In 1894, two miles of union supporters marched through Winnipeg streets celebrating the victories and future of the Canadian working class in the first-ever Canadian Labour Day.
On Sept. 4, 2000, millions of Canadians marched to the local Gap outlet to purchase stylish body coverings for the new school year. For post-modern Canadians, it seems Labour Day has no more to do with trade unionism or workers’ rights than Christmas has to do with Christ.
What happened to trade unionism in Canada? For most of the past century, Labour Day meant millions of working people and their families walking the streets in celebration of the union movement and in defiance of concentrated wealth. Today, wealth is less equally distributed than ever before, but for most young Canadians trade unions are as mysterious and distant–even bizarre–as the Knights of Columbus or the Shriners; Labour Day is simply a day to shop or earn time-and-a-half.
Truth be told, it’s not surprising that most Canadians, and particularly the younger members of the working class, attach no significance to Labour Day. Canada’s dominant union model and its labour codes were built for the old economy. The union movement represents (quite successfully to be sure) workers in the big three sectors of the past: industrial/manufacturing, resource extraction and public service.
However, in today’s economy manufacturing and resource industries have been displaced and dwarfed by the technology and service sectors. Moreover, public service jobs are quickly evaporating as social programs are reduced or privatized. All this means union jobs are quickly becoming a thing of the past.
Perhaps all this is nothing to be concerned about; perhaps the union movement has simply outlived its usefulness.
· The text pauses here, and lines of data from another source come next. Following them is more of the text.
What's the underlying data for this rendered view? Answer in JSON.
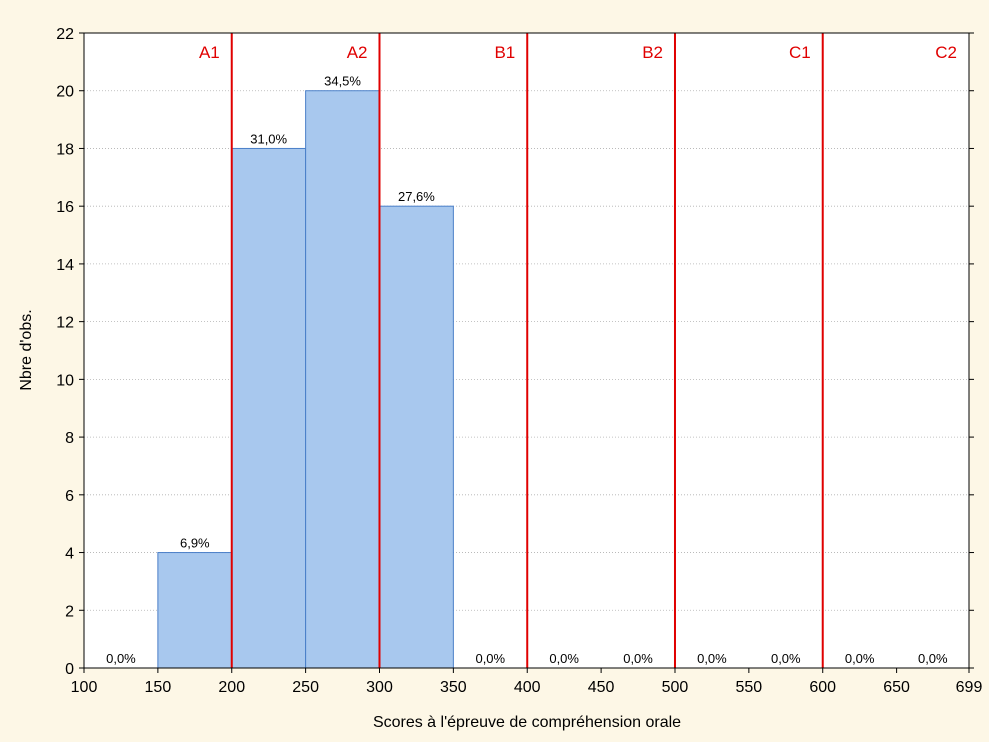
{
  "chart_data": {
    "type": "bar",
    "title": "",
    "xlabel": "Scores à l'épreuve de compréhension orale",
    "ylabel": "Nbre d'obs.",
    "xlim": [
      100,
      699
    ],
    "ylim": [
      0,
      22
    ],
    "x_ticks": [
      "100",
      "150",
      "200",
      "250",
      "300",
      "350",
      "400",
      "450",
      "500",
      "550",
      "600",
      "650",
      "699"
    ],
    "y_ticks": [
      "0",
      "2",
      "4",
      "6",
      "8",
      "10",
      "12",
      "14",
      "16",
      "18",
      "20",
      "22"
    ],
    "grid": "horizontal dotted",
    "bins": [
      {
        "x_start": 100,
        "x_end": 150,
        "value": 0,
        "label": "0,0%"
      },
      {
        "x_start": 150,
        "x_end": 200,
        "value": 4,
        "label": "6,9%"
      },
      {
        "x_start": 200,
        "x_end": 250,
        "value": 18,
        "label": "31,0%"
      },
      {
        "x_start": 250,
        "x_end": 300,
        "value": 20,
        "label": "34,5%"
      },
      {
        "x_start": 300,
        "x_end": 350,
        "value": 16,
        "label": "27,6%"
      },
      {
        "x_start": 350,
        "x_end": 400,
        "value": 0,
        "label": "0,0%"
      },
      {
        "x_start": 400,
        "x_end": 450,
        "value": 0,
        "label": "0,0%"
      },
      {
        "x_start": 450,
        "x_end": 500,
        "value": 0,
        "label": "0,0%"
      },
      {
        "x_start": 500,
        "x_end": 550,
        "value": 0,
        "label": "0,0%"
      },
      {
        "x_start": 550,
        "x_end": 600,
        "value": 0,
        "label": "0,0%"
      },
      {
        "x_start": 600,
        "x_end": 650,
        "value": 0,
        "label": "0,0%"
      },
      {
        "x_start": 650,
        "x_end": 699,
        "value": 0,
        "label": "0,0%"
      }
    ],
    "reference_lines": [
      200,
      300,
      400,
      500,
      600
    ],
    "level_labels": [
      {
        "label": "A1",
        "x_start": 100,
        "x_end": 200
      },
      {
        "label": "A2",
        "x_start": 200,
        "x_end": 300
      },
      {
        "label": "B1",
        "x_start": 300,
        "x_end": 400
      },
      {
        "label": "B2",
        "x_start": 400,
        "x_end": 500
      },
      {
        "label": "C1",
        "x_start": 500,
        "x_end": 600
      },
      {
        "label": "C2",
        "x_start": 600,
        "x_end": 699
      }
    ],
    "colors": {
      "background": "#fdf7e6",
      "plot_background": "#ffffff",
      "bar_fill": "#a8c8ee",
      "bar_stroke": "#4a7fc8",
      "reference_line": "#e00000",
      "level_label": "#e00000",
      "grid": "#b0b0b0",
      "text": "#000000"
    }
  }
}
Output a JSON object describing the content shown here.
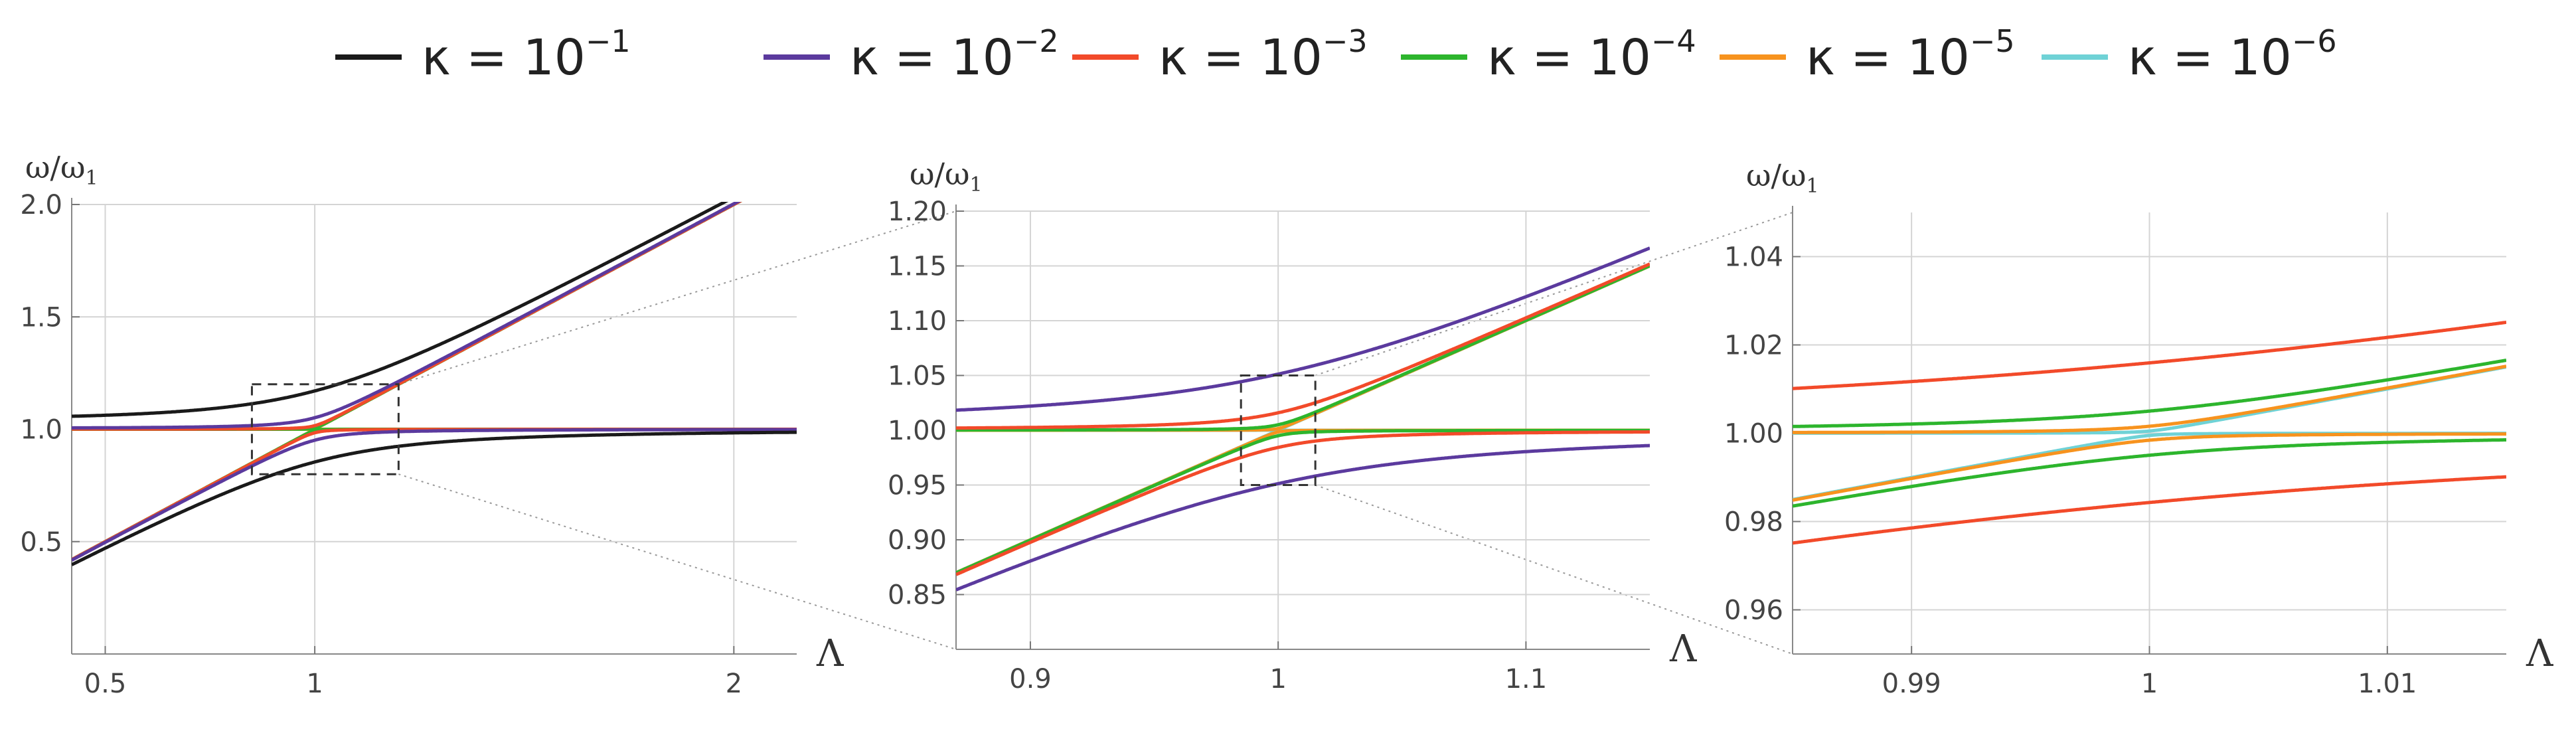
{
  "legend": {
    "symbol": "κ = 10",
    "entries": [
      {
        "exp": "−1",
        "color": "#1a1a1a"
      },
      {
        "exp": "−2",
        "color": "#5b3a9e"
      },
      {
        "exp": "−3",
        "color": "#f24a2a"
      },
      {
        "exp": "−4",
        "color": "#2db52d"
      },
      {
        "exp": "−5",
        "color": "#f7931e"
      },
      {
        "exp": "−6",
        "color": "#6fd2d6"
      }
    ]
  },
  "chart_data": [
    {
      "type": "line",
      "ylabel": "ω/ω",
      "ylabel_sub": "1",
      "xlabel": "Λ",
      "xlim": [
        0.42,
        2.15
      ],
      "ylim": [
        0,
        2.0
      ],
      "xticks": [
        0.5,
        1,
        2
      ],
      "xtick_labels": [
        "0.5",
        "1",
        "2"
      ],
      "yticks": [
        0.5,
        1.0,
        1.5,
        2.0
      ],
      "ytick_labels": [
        "0.5",
        "1.0",
        "1.5",
        "2.0"
      ],
      "grid": true,
      "inset_box": {
        "x": [
          0.85,
          1.2
        ],
        "y": [
          0.8,
          1.2
        ]
      },
      "kappas": [
        0.1,
        0.01,
        0.001,
        0.0001,
        1e-05,
        1e-06
      ]
    },
    {
      "type": "line",
      "ylabel": "ω/ω",
      "ylabel_sub": "1",
      "xlabel": "Λ",
      "xlim": [
        0.87,
        1.15
      ],
      "ylim": [
        0.8,
        1.2
      ],
      "xticks": [
        0.9,
        1.0,
        1.1
      ],
      "xtick_labels": [
        "0.9",
        "1",
        "1.1"
      ],
      "yticks": [
        0.85,
        0.9,
        0.95,
        1.0,
        1.05,
        1.1,
        1.15,
        1.2
      ],
      "ytick_labels": [
        "0.85",
        "0.90",
        "0.95",
        "1.00",
        "1.05",
        "1.10",
        "1.15",
        "1.20"
      ],
      "grid": true,
      "inset_box": {
        "x": [
          0.985,
          1.015
        ],
        "y": [
          0.95,
          1.05
        ]
      },
      "kappas": [
        0.01,
        0.001,
        0.0001,
        1e-05,
        1e-06
      ]
    },
    {
      "type": "line",
      "ylabel": "ω/ω",
      "ylabel_sub": "1",
      "xlabel": "Λ",
      "xlim": [
        0.985,
        1.015
      ],
      "ylim": [
        0.95,
        1.05
      ],
      "xticks": [
        0.99,
        1.0,
        1.01
      ],
      "xtick_labels": [
        "0.99",
        "1",
        "1.01"
      ],
      "yticks": [
        0.96,
        0.98,
        1.0,
        1.02,
        1.04
      ],
      "ytick_labels": [
        "0.96",
        "0.98",
        "1.00",
        "1.02",
        "1.04"
      ],
      "grid": true,
      "kappas": [
        0.001,
        0.0001,
        1e-05,
        1e-06
      ]
    }
  ]
}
But if the labour movement thinks otherwise–and Buzz Hargrove and Ken Georgetti insist it does–to remain an essential vehicle for protecting and enhancing the lives of working people and achieving a respectable level of economic equality it should know this: tomorrow’s workforce knows disgustingly little about its rights in the job place, nothing at all about how to start and operate a trade union, and has only a vague sense of Canada’s labour history. Add to this the fact that it is heading into an economy built on the contract, short-term and part-time job where unions are currently as nonexistent as Santa Claus.
Canada’s labour movement must reinvent itself to fit the new economy or it will become completely irrelevant–and Labour Day another gutted holiday.